手話 と 手話通訳

手話通訳の取り組みと研究からの伝承と教訓を提起。苦しい時代を生き抜いたろうあ者の人々から学んだことを忘れることなく。みなさんの投稿をぜひお寄せください。みなさんのご意見と投稿で『手話と手話通訳』がつくられてきています。過去と現在を考え、未来をともに語り合いましょう。 Let's talk together.

特殊教育・身体障害児教育・心身障害児教育から 障害児教育・障害者教育への基本的考えの変容

村上中正氏の聴覚障害者教育試論 1971年を思惟

 

   人間としての聴覚障害者を見ない
 数値で判断することは基本的人権を否定すること

 

 村上中正氏の1971年試論では、

 聴力で聴覚障害者を評価したり、断定したりする傾向。それを人間評価まで広げる傾向がある。人間としての聴覚障害者を見ないで、数値で判断することは彼の述べる基本的人権を否定することに繫がる。

 彼は、これらからの脱却を教育から考えれば「固定された生徒集団」でない方途が求められるとしている。

 

人間の全般的な発達と
 固定集団の関係の説明は充分

 

 村上中正氏は、聴覚保障は発達のちがいや、失官の時期によってその保障の対策は異なってくる。
 だから固定的集団をいつまでも置き続けることは、人間の全般的な発達を保障する道とはならないと述べているが、その固定集団と人間の全般的な発達の関係の説明は充分されていない。

 

  彼は、

 

「徐々に固定の環をゆるめて自らがさまざまな集団のつくり手となっていくことのほうに発展させていかねばならない。」


「難聴学級の中でも発達の道すじを正しくとらえてすすめることが必要である。」

 

とする。そして、

 

・学校を終える段階では、他の集団ー健聴者の学級との結びつきや交流を強めていきながら、一般的には健聴者集団の中にあって、また別個の障害者集団をっくりあげていく力量をもたせていくことを目途にすぺきであり、そしてなお残された個々の課題にたいする手だてとしての条件整備が保障されねばならない。としているが、この部分の固定集団と他の集団との関係性は理解出来ないところである。

 あえて、彼が「試行」のための考察として積極的評価をしてみても未整理な集団形成と集団の問題に行き着く。

 

  特殊教育・身体障害児教育・心身障害児教育から 障害児教育・障害者教育へ

 

 1950年中半から1960年代中半にかけて特殊障害児学校の教師たちの中で現状を改革し教育実践の内実を図ろうとする動きが次第に活発化している。

 

 特殊教育、身体障害児教育、心身障害児教育などと名称の摸索と並行して教育内容の精選が行なわれている。

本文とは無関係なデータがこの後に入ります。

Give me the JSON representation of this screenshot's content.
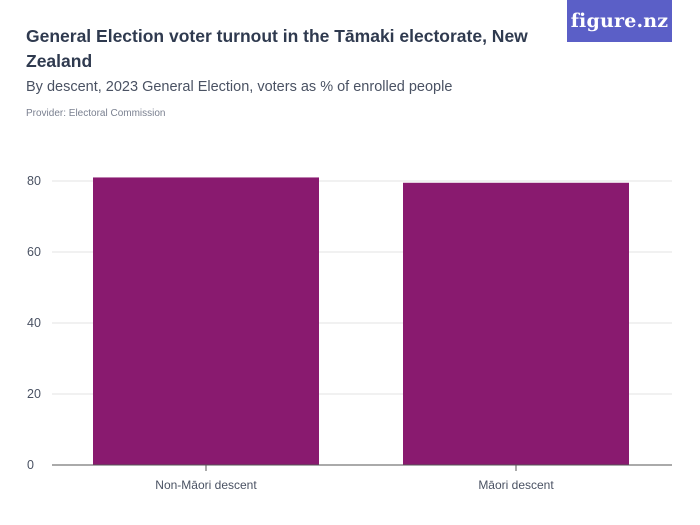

 この時期を通して障害児教育、障害者教育という概念と内実が形成された。
 その中心に村上中正氏も居た。

 彼と主として特殊学校の教師たちが提唱したのが「発達保障」であり「全面発達をめざす教育」であった。

 

村上中正氏、田中昌人氏と
 障害者の発達と全面発達の方向を論議

 

 「発達保障」を理論的にも実践的に統合し、「新しい発展方向」を提起した中心的人物が田中昌人氏である。
 村上中正氏は、田中昌人氏と障害者の発達と全面発達の方途について果てしない議論をしている。

 

  村上中正氏「発達理論」形成に多くの貢献

 

 田中昌人氏の「発達理論」は当初、盲学校やろう学校の教師たちの関わりの中で形成されていったことは現在ではほとんど知られていない。
 そればかりか「発達理論」形成に村上中正氏が多くの貢献をしていたことは銘記しておく必要があるだろう。と書かれている。

 

  盲学校やろう学校の教師たち
   の中で形成され「発達理論」

 

  田中昌人氏の「発達理論」は当初、盲学校やろう学校の教師たちの関わりの中で形成されていったことは現在ではほとんど知られていない、との記述。

 

 調べてみると確かにそのようである。一部では、発達保障や発達保障理論を田中昌人氏が独自に創造させたようなことが主張されている。

 

 そればかりかその論理を形成させたのがろう学校の教師や盲学校の教師であった記述はほとんどなく、別建てで論じられているのは不可思議である。

  田中昌人氏の文献を読むにつれそのことへの疑問が膨らむ。